Dari tutorial singkat yang saya lewati ini, saya bisa mengetahui bagaimana gameplay atau pergerakan dalam game ini. Kontrolnya terbilang sederhana dan mudah, di mana setiap aksi mulai dari memanjat dan melompat terjadi secara otomatis saat saya tiba di tempat-tempat di mana aksi-aksi tersebut bisa dilakukan. Seperti yang sudah saya duga, aksi-aksi akrobatik dan parkour kelihatannya bakal umum temui di sepanjang Assassin’s Creed III, sebagaimana tergambar dalam segmen tutorial ini yang meliputi beranjak dan bergelantungan dari satu platform ke platform lainnya.

Memasuki Gedung Opera sebagai Haytam Kenway.
Setelah serangkaian melompat dan memanjat, saya tiba di tutorial membunuh, tepatnya ‘air assassination’. Praktik mengeksekusi musuh dengan melompat dari atas ini begitu mudahnya dieksekusi hanya dengan menekan satu tombol. Sepertinya semua elemen stealth dalam video game memang efektif dibuat seperti ini, mengendap-endap lantas menyergap musuh dari belakang dengan sekali tekan, sebagaimana sebelumnya saya rasakan dalam satu jam bermain game ‘Batman: Arkham Asylum’. Adapun yang saya bunuh dalam Air Assassination di tutorial ini adalah dua orang prajurit bergaya Eropa.
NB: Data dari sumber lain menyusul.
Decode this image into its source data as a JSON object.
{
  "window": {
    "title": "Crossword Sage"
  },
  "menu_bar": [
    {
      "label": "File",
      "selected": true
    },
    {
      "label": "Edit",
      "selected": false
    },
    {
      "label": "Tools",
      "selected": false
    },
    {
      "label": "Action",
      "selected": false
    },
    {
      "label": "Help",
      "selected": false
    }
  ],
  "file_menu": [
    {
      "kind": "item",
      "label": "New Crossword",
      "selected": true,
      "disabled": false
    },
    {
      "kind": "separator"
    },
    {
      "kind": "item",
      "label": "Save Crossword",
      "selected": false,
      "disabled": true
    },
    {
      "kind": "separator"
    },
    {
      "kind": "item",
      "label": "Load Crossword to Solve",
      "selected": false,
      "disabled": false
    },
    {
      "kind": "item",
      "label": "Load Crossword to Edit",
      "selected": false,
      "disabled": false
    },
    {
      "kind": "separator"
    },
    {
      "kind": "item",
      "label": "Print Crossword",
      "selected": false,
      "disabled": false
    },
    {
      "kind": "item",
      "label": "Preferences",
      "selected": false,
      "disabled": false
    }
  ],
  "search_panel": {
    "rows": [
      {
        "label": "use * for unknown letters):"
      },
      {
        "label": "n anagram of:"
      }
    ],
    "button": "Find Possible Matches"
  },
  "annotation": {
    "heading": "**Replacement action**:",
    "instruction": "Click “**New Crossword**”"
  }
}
Mengikuti tanda segitiga enam berwarna hijau, saya tiba di akhir tutorial di mana konstruksi bangunan di sekitar saya kini berubah menjadi semakin jelas teksturnya, tidak lagi hitam putih seperti sebelumnya. Karakter saya, Desmond Miles kini berubah menjadi karakter lelaki berpakaian seperti Eropa era Rennaisance. Saya, kini sebagai lelaki tersebut disambut seorang pria yang mengatakan apa yang harus saya lakukan. Langkah kaki saya membawa ke sebuah pintu, yang ketika saya buka, saya memasuki sebuah gedung teater yang begitu luas. Seorang penerima tamu di sana langsung menanyakan undangan.

Mencari tempat duduk.
Saya memberikan topinya yang berisi undangan kepada si penerima tamu dan berlalu begitu saja, berjalan memasuki bagian dalam gedung opera. Dari Kota New York di tahun 2012, kini saya berada di London tahun 1754, tepatnya di Theatre Royal, Covent Garden. Ini adalah misi pertama dalam Assassin’s Creed III, dan apa yang mesti saya lakukan pertama kali, sebagaimana yang ditulis di pojok kiri atas layar adalah menemukan tempat duduk. Di sini saya cukup tergelitik karena Ubisoft begitu cerdik membuat pencarian kursi ini terasa seperti nyata, dalam hal ini saya merasa seperti benar-benar sedang mencari kursi di bioskop.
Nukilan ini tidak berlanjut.